Les adieux de l’Etoile Eleonora Abbagnato le 11 juin 2021

J’avais déjà vu la soirée hommage à Roland Petit au Palais Garnier en 2010 (voir mon article ici) avec deux des trois ballets présentés ce vendredi 11 juin 2021: Le Rendez-vous et Le jeune homme et la mort. Je venais certes pour découvrir le Carmen du chorégraphe, mais avant tout pour Eleonora Abbagnato qui tirait sa révérence sur des œuvres du chorégraphe qui l’avait repérée en Sicile à l’âge de 11 ans. Le destin fait parfois bien les choses… J’attendais cette soirée d’adieux, comme tout balletomane qui se respecte, avec une certaine impatience, l’ayant vu annulée à plusieurs reprises depuis fin 2019.

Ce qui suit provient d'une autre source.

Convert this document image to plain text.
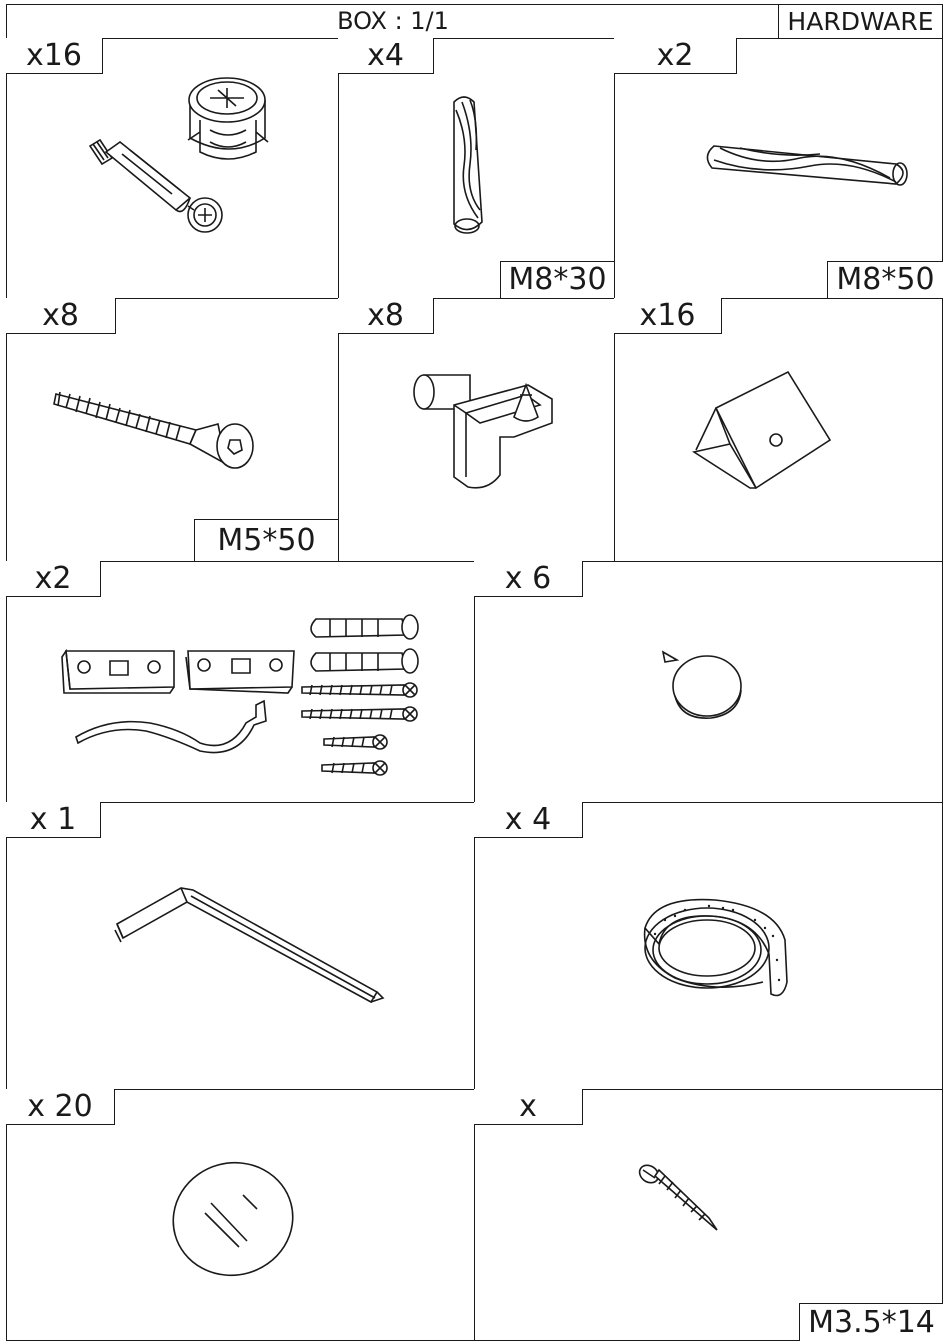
BOX : 1/1	HARDWARE
x16	x4	x2
x8	x8	x16
x2	x 6
x 1	x 4
x 20	x
M8*30	M8*50
M5*50
M3.5*14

Contrairement à la dernière soirée vue à Garnier en octobre 2020 avant le deuxième confinement, le jeu des danseurs était limpide et maitrisé, fidèle à la tradition d’excellence de la compagnie.

Comme souvent chez Roland Petit, la femme est machiavélique. Dans Le Rendez-vous (1945), d’après un texte de Prévert et dans des décors de Brassaï qui font revivre le Paris des années 50 et dont la danse emprunte beaucoup à la gestuelle des comédies musicales, Eleonora Abbagnato tue son amant sans crier garde. Le ballet de Carmen (1949) est quant à lui flamboyant, vénéneux, sulfureux et cruel. Les inspirations des tableaux de Goya s’avèrent flagrantes. Les scènes de groupe mêlent rappel de french cancan, parodies de l’opéra avec la reprise de façon saccadée, tels des automates, de ses airs les plus célèbres, et violence. Un monde sans pitié, dans lequel Carmen meurt sous les coups de son amant.

Chez Roland Petit le fil entre sublime et violence est ténu. Ainsi dans Le rendez-vous, le pas de deux est tout en sensualité, avant que la plus belle femme du monde ne tue son amant. Une tension que l’on retrouve dans Carmen et La jeune fille et la mort. Roland Petit construit ses ballets dans un mélange de style propre à lui, proche du théâtre.

Les adieux d’Eleonora Abbagnato prenaient alors un sens différent que s’ils avaient eu lieu comme prévu le 23 décembre 2019 sur Le Parc de Preljocaj. La vie d’une danseuse est parsemée d’efforts, de moments sublimes mais aussi de doute quand la promotion comme étoile tarde à venir. En effet elle fut nommée, sur une prise du rôle-titre dans Carmen de Roland Petit en 2013, 13 ans après avoir été nommée première danseuse. Des adieux émouvants avec la présence de sa famille et des filles de son mari, de ses professeurs de danse et d’autres étoiles.